扉を開けると、中には鎖が胸に突き刺さっているレイスが4体おり、大きいレイス2匹は幸せそうに浮かんでいるが、小さい2匹は苦痛の表情を浮かべて意識がある様だった。


『ユル…サナ…イ…ゼッタ…イ…ニ…』

『モウ…カイ…ホ…ウシテ…』

と大きいレイス達を憎らしげに睨みつけていた。

それを見たノワルは

(噂で聞いていたけど、ここの屋敷で一家心中が起きたって…親が満足そうにしてて、子供が怨霊と化してるという事は…)
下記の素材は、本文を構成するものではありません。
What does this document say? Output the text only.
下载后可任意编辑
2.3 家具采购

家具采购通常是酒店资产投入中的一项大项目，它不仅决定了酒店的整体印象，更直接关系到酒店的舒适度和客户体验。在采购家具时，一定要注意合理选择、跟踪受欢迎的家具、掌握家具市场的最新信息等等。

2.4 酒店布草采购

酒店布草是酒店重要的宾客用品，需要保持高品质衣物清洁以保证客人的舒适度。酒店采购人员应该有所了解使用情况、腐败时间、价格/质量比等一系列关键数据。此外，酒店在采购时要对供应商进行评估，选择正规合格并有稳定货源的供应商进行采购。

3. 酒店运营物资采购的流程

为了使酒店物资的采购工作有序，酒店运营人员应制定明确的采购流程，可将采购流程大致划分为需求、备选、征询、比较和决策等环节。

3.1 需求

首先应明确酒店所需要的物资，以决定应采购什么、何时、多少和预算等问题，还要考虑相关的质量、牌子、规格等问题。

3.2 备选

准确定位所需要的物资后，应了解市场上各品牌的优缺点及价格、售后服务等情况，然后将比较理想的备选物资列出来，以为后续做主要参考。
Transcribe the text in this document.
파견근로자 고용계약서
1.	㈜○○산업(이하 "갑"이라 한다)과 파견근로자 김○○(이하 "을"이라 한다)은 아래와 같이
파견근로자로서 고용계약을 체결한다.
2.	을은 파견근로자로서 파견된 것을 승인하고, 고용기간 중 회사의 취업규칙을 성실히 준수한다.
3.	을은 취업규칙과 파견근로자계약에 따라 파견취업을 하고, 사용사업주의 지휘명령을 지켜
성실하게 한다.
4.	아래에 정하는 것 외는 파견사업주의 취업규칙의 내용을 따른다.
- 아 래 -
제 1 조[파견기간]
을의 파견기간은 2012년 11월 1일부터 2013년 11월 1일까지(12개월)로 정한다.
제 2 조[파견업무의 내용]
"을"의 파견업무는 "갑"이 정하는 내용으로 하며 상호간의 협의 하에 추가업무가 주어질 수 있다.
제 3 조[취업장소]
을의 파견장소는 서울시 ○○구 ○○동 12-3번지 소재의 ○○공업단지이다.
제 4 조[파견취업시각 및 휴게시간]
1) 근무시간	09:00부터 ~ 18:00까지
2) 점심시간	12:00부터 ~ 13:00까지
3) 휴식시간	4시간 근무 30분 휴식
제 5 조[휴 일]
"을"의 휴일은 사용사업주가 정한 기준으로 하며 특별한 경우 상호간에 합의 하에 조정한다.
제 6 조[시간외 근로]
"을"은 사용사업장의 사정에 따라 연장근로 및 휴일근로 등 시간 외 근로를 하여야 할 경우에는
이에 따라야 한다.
恐ろしい事実であるが、この2人は子供を巻き込んで自殺した可能性が高い。


それと、もしかしたら、この鎖は魂を縫い止めてしまう物かもしれない。


その横の部屋では、鎖の刺さったゾンビが食いあっていた。


どちらかが力尽きると、周りの負のチカラがあつまり、無理矢理再生させてまた食いあっている。

『オマ…エ、ゼッタ…イ、ユルサ…ナイゾ…!!』

『アン…タ!!ゼッタ…イ』

とノワルを無視してお互いに恨みをぶつけ合っていた。


(この特性…まさか"亡者の縛杭"?死者の魂を無理矢理繋ぎ止めて、負のチカラで死者の魂を穢してアンデットにしてしまう。その上、その鎖の範囲でのみ活動が出来る。)


このアイテムはもちろん違法である。

当然だが、このアイテムをどうにかしなければ、住む事はできない。

全ての部屋で似たような惨状だったので、杭のある部屋に戻ってきた。

『抜いて大丈夫かしら。でも、無理矢理繋ぎ止めているみたいだから解放できれば…』


と引っ張ってみると、スポン!とあっさり抜けて、鎖も消えた。

しかし、禍々しいオーラはそのままだった。

『あら…あっさり抜けたわね…でも、この杭はあまり変わらない…』

抜けたのは良いものの、かなり危険な雰囲気を纏っている。

『封印…しましょうかね』

黒い魔力を箱のようにして、杭を包み込んだ。

『"スィールボックス"封印完了っと。』

部屋から澱んだ空気が薄まっていくのが分かった。